Cron Expressions For DuckDB
Introducing a DuckDB extension that interprets cron expressions to generate scheduled timestamps directly in SQL, built with the Rust croner crate.
Motivation
Cron jobs are a fundamental tool for scheduling tasks, often used for analyzing system behavior or verifying the completeness of data collections. For instance, a task might be scheduled to run daily at 10:30 AM, while another runs every Tuesday at 3 PM. These times might be in different time zones, such as UTC or New York time.

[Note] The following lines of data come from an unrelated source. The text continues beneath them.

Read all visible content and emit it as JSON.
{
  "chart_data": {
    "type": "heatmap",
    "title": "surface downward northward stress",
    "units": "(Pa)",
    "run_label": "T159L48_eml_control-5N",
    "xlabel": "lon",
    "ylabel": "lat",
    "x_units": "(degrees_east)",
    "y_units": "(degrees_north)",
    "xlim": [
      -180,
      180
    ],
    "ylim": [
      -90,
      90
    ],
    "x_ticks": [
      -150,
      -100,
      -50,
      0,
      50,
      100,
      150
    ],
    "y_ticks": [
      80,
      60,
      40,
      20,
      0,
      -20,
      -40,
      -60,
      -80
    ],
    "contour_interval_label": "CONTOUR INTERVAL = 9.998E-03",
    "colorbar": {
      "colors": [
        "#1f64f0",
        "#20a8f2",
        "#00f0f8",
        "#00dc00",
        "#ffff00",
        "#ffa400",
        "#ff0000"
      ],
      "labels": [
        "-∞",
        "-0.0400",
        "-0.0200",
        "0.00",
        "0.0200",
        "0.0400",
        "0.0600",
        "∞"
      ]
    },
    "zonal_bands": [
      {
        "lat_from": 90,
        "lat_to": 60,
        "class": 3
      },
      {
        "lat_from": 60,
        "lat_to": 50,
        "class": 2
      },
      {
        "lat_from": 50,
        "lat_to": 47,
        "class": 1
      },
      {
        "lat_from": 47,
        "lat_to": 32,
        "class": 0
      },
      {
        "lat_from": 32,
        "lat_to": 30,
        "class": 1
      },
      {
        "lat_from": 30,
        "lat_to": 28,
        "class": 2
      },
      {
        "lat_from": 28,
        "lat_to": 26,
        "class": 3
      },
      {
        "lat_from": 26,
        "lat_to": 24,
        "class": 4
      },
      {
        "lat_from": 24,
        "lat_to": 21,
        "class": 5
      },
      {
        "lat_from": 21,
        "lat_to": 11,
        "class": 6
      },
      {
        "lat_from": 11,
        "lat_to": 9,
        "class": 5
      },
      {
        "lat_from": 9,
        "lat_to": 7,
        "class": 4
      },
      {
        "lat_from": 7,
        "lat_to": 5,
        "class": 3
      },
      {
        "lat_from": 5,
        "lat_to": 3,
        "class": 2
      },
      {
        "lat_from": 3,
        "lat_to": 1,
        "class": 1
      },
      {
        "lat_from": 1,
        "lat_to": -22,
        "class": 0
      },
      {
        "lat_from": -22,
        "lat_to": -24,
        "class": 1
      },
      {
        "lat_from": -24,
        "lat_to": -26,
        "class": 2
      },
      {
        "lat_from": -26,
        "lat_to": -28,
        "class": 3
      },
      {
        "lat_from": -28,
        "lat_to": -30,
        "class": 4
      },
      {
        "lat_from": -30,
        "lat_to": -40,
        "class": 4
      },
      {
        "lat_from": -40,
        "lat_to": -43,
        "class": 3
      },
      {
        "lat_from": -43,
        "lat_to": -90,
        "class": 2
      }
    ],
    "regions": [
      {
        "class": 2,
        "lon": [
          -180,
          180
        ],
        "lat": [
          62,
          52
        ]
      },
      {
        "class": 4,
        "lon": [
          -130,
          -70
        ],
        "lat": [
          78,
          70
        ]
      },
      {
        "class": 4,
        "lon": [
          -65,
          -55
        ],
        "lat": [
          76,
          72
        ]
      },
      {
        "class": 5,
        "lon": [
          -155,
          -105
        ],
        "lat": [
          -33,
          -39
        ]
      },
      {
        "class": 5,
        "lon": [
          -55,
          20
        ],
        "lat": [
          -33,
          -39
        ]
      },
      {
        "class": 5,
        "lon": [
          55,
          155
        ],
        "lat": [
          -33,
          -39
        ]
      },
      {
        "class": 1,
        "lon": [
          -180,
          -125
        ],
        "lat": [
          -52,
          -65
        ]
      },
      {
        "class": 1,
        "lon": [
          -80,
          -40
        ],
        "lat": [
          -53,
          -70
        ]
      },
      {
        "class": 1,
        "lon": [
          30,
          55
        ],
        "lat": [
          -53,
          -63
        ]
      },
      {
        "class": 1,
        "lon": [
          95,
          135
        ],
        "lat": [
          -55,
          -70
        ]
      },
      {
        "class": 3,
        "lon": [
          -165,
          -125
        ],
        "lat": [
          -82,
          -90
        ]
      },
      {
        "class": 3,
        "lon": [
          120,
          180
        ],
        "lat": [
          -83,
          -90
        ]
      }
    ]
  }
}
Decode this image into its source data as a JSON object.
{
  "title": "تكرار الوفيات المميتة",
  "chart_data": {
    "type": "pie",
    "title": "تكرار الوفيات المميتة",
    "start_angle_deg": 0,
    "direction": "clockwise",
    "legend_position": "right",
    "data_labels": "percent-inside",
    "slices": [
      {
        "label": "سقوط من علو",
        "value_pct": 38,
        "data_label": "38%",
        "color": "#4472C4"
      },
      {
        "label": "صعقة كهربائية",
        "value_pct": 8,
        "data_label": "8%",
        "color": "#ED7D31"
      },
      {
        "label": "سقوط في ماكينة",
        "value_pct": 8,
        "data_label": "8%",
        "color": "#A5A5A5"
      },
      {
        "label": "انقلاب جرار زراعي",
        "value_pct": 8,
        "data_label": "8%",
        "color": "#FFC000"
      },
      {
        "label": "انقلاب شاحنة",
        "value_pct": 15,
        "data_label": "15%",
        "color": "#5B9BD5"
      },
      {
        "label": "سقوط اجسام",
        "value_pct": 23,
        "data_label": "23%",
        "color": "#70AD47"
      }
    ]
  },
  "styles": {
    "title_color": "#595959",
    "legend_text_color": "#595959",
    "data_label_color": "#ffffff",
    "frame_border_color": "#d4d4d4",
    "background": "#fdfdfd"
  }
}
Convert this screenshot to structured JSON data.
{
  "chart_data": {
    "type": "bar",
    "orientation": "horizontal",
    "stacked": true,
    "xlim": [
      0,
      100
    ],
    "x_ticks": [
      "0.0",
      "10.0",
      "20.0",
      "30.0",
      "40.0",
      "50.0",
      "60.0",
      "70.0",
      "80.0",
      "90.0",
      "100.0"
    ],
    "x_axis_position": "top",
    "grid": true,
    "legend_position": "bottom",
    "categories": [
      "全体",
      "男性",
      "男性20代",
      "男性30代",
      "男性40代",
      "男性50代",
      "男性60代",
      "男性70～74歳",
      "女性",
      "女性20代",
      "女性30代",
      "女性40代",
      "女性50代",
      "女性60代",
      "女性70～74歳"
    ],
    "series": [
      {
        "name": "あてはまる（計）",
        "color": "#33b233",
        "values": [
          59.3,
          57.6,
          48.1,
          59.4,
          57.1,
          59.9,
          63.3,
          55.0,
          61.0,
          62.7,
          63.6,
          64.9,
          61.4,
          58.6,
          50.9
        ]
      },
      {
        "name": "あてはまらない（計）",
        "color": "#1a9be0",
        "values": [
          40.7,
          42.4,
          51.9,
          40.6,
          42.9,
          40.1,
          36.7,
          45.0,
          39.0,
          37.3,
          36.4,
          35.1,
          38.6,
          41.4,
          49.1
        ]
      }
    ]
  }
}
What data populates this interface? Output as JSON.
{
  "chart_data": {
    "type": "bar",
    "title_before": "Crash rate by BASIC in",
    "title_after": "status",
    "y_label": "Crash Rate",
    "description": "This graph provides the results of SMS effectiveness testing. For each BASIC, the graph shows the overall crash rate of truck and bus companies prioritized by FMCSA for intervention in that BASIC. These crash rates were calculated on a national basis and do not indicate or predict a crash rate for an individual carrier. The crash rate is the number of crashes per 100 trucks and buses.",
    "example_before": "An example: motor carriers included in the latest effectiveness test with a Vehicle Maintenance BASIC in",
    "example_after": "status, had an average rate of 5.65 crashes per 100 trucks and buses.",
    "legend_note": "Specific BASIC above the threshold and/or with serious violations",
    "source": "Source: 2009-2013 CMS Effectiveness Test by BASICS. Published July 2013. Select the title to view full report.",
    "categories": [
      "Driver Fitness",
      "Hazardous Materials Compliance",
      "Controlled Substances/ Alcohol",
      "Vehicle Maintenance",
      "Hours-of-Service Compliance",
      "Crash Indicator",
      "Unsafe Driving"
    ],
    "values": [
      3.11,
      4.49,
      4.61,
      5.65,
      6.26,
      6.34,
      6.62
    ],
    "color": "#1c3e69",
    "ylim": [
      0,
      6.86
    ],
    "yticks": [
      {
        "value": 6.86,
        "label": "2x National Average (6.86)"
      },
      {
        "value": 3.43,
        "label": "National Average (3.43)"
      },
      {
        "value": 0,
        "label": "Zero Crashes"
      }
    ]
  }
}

To efficiently compare these scheduled tasks against actual data, it’s beneficial to generate a list of expected timestamps directly within DuckDB. While DuckDB’s generate_series() function can create a series of timestamps, it lacks the expressiveness needed for complex recurring patterns. I want to fill this with a new DuckDB extension that interprets cron expressions, leveraging the Rust crate croner. Get the extension here:
https://github.com/rustyconover/duckdb-cron-extension
This extension introduces a table-returning function cron(), which calculates upcoming or past times that satisfy a given cron expression.
Examples
Basic Usage
The cron() function returns the next timestamp for a given cron expression:
SELECT * FROM cron('*/5 * * * *');
Future Timestamps
To retrieve all future occurrences up to a specific date:
SELECT * FROM cron('*/5 * * * *', start='2024-01-01', until='2024-01-02');
Past Timestamps
To retrieve occurrences within a past date range:
SELECT * FROM cron('*/5 * * * *', start='2023-01-01', until='2023-01-02');
Timezone Handling
Cron expressions can be evaluated in specific time zones:
SELECT * FROM cron('30 10 * * *', timezone='America/New_York');
Changing DuckDB’s timezone to match.
SET timezone='America/New_York';
Second Level Precision
SELECT * FROM cron('*/10 * * * * *');
More complicated cron expressions
Using cron expressions for specific days of the week:
SELECT * FROM cron('0 9 * * MON-FRI');
Function Documentation
cron(VARCHAR, start=TIMESTAMP, until=TIMESTAMP, timezone=VARCHAR)
Parameters:
cron_expression (VARCHAR) - A valid cron expression string
Optional Named Parameters:
start (TIMESTAMP) - The start of the time range to evaluate
until (TIMESTAMP) - The end of the time range to evaluate
timezone (VARCHAR) - The timezone to use for evaluation
Returning
A single column cron, which contains timestamps when the cron pattern is satisfied.
Installation
Clone the GitHub Repo.